Page 1 of 1

Mach-O ARM64e pointers on disk

PostPosted: Mon Sep 02, 2019 6:34 pm
by LOLgrep
Hey J & community:

For masochistic fun, I'm implementing my own nm tool that doubles as an Objective-C and Swift class dump tool (using Swift's reflection APIs). Everything is going quite well but it's clear that I don't fully understand the ARM64e pointers on disk when introspecting a cpusubtype CPU_SUBTYPE_ARM64E executable.

When dumping on disk pointers in an ARM64e cpusubtype, it's immediately clear there's pointers for data and code:

I'll often see DATA pointers look like the following:
Code: Select all
0x0008000100458020 // ex1 data

Note the (1UL << 51) in the above example OR'd with a "normal looking MH_EXECUTE" virtual address

In code pointers, it's a bit more funky with the following examples I've pulled from disk code pointers:

Code: Select all
0x802100000000272c // ex1 code
0x80090000003a6bc0 // ex2 code
0x80110000001e95bc // ex3 code

So my questions are:
    *Can you give me a procedural way to determine if an ARM64e on disk pointer is a DATA pointer or a CODE pointer via a certain bit(s)?

    *How do you resolve the Code pointer to a virtual address? I have 2 theories on how you did it in jtool2, J. For example, you resolve 0x802100000000272c to 0x10000272c. My theory1 is you are sliding a bit down (unlikely). My theory2 is you apply a mask to the lower 32 bits, get the file offset 0x272c and determine the virtual address of the file offset based on the Mach-O load commands.

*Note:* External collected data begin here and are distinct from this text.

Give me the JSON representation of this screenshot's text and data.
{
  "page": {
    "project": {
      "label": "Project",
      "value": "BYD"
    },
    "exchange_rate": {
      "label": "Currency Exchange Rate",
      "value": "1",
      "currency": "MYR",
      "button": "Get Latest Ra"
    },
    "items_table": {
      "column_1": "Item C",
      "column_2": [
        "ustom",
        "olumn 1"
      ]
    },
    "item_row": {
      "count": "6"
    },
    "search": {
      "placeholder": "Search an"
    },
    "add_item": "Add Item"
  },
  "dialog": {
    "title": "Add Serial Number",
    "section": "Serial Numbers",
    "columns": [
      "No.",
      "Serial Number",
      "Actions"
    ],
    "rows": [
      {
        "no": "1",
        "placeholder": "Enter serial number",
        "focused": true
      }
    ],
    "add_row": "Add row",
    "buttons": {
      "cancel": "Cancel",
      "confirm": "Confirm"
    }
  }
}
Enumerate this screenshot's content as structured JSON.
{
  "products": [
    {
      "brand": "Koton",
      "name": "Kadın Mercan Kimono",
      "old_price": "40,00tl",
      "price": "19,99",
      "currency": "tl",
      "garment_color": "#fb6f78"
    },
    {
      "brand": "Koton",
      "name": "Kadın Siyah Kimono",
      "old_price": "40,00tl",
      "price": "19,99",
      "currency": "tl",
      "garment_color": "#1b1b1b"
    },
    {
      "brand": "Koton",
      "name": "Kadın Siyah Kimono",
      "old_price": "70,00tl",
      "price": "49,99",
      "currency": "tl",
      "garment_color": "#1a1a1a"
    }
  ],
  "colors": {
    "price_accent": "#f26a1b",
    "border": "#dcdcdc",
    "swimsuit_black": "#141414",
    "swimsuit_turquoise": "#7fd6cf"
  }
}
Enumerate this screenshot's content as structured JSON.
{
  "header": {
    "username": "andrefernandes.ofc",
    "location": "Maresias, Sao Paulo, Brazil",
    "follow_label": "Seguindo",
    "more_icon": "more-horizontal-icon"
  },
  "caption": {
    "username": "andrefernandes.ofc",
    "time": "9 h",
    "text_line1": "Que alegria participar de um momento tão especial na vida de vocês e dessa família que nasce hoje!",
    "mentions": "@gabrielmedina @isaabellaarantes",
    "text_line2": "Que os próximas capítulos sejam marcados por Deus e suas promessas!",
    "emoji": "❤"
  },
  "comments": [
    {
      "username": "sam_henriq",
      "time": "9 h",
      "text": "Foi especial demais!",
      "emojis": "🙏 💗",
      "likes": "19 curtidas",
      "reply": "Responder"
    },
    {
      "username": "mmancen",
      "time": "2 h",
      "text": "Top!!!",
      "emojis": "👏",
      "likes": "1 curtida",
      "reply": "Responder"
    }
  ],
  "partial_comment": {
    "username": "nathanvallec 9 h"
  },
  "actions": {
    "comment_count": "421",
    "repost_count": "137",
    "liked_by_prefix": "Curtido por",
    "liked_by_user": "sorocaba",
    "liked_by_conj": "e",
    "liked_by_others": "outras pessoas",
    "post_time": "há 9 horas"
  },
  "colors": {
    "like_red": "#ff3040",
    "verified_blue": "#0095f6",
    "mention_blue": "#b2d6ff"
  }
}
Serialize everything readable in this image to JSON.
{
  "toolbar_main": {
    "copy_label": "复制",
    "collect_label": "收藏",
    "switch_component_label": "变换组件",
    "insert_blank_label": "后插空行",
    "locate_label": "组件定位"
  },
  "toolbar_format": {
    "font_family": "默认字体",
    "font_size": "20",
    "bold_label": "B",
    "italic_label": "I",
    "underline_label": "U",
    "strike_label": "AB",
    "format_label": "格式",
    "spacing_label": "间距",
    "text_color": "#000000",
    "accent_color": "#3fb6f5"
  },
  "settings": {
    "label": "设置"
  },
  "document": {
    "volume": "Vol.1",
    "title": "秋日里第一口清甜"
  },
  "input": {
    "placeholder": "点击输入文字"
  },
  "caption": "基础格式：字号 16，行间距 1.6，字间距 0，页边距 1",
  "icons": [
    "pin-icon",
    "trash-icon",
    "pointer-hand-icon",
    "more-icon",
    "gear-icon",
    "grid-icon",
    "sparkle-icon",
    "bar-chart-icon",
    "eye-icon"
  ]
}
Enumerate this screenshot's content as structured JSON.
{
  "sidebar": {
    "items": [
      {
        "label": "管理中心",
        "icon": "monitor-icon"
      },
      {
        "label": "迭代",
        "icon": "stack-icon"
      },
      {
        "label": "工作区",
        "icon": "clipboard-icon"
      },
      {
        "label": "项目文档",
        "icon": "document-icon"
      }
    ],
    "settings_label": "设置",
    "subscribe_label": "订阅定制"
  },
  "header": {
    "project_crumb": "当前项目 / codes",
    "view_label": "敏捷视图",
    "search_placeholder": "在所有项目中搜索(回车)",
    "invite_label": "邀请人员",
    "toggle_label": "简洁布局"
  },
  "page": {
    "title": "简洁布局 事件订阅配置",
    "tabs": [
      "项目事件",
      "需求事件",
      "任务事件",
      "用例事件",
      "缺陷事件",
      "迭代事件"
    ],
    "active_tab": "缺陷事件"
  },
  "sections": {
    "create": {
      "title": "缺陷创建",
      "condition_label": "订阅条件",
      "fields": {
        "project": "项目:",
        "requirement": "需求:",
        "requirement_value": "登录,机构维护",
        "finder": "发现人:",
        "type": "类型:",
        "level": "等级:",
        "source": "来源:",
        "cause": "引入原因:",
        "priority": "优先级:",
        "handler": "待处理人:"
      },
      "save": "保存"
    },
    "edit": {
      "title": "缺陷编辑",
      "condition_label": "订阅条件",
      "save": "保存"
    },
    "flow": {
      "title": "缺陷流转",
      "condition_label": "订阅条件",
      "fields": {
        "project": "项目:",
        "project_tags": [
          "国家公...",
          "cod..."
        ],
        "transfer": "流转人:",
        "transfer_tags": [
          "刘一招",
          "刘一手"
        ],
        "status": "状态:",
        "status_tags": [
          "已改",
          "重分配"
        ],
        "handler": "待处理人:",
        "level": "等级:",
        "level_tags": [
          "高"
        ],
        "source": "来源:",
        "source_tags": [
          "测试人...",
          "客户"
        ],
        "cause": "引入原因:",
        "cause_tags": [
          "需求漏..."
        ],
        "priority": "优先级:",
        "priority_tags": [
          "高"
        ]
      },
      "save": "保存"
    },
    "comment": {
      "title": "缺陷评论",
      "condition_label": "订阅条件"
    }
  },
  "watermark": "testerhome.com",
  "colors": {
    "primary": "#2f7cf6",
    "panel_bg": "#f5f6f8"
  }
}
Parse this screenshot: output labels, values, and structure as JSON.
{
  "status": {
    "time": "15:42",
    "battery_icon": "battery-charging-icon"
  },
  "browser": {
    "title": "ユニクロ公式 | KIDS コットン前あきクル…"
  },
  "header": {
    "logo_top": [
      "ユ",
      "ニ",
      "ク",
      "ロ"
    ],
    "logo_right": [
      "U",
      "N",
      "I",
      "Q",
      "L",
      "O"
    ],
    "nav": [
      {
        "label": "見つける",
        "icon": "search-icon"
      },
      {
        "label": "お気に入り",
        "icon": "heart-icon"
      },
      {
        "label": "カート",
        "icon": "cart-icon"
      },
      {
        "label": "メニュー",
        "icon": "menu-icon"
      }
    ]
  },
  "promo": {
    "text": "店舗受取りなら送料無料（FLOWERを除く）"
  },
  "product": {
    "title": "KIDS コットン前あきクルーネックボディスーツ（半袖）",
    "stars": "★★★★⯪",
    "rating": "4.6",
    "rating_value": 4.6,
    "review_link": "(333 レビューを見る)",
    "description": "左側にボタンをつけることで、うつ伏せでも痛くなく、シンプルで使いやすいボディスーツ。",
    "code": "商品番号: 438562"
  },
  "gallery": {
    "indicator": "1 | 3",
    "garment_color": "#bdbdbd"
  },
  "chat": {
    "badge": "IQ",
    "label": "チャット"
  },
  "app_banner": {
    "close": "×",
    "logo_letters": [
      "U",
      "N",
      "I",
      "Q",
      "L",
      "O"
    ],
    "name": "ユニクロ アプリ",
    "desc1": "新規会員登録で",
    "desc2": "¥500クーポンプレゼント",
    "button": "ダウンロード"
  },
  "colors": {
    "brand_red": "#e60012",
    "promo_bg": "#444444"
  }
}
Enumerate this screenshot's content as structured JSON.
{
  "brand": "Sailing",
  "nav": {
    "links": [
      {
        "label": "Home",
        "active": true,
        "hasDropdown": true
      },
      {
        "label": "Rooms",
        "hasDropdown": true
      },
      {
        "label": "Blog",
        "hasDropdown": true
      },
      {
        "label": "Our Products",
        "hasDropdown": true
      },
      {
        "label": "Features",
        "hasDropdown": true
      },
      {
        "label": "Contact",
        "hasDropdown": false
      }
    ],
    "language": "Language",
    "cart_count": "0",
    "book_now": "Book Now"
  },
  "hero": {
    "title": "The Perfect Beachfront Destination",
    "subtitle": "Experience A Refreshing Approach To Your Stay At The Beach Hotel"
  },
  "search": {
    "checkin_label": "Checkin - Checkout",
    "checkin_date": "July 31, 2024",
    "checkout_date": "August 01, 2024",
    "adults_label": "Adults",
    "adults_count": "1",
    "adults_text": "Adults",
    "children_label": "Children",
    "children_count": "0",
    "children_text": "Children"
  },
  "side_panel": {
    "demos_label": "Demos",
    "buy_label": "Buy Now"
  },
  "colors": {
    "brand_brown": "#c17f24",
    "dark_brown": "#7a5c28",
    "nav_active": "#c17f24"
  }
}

    *Where did find this information you are telling me for ARM64e disk pointers? I can find a bunch of info for ARM64e memory pointers, but can't find any resources for ARM64e disk pointers.

    Do you have any other insights to give about the differences between CODE and DATA pointers that you think I could have overlooked?

Thank you J and community. Y'all are amazing

Re: Mach-O ARM64e pointers on disk

PostPosted: Wed Sep 04, 2019 6:14 pm
by morpheus
So, I ran into this with jtool2 - ARM64e pointers in __DATA.__got, __auth_got etc are indeed tagged in this way. The tagging is always in the 16 most significant bits, and you can get the bits from the latest dyld sources. The mask I use to detect it changes between kernel and user, but in user mode it's generally (topmost bits !=0 && bits 48-31 all 0)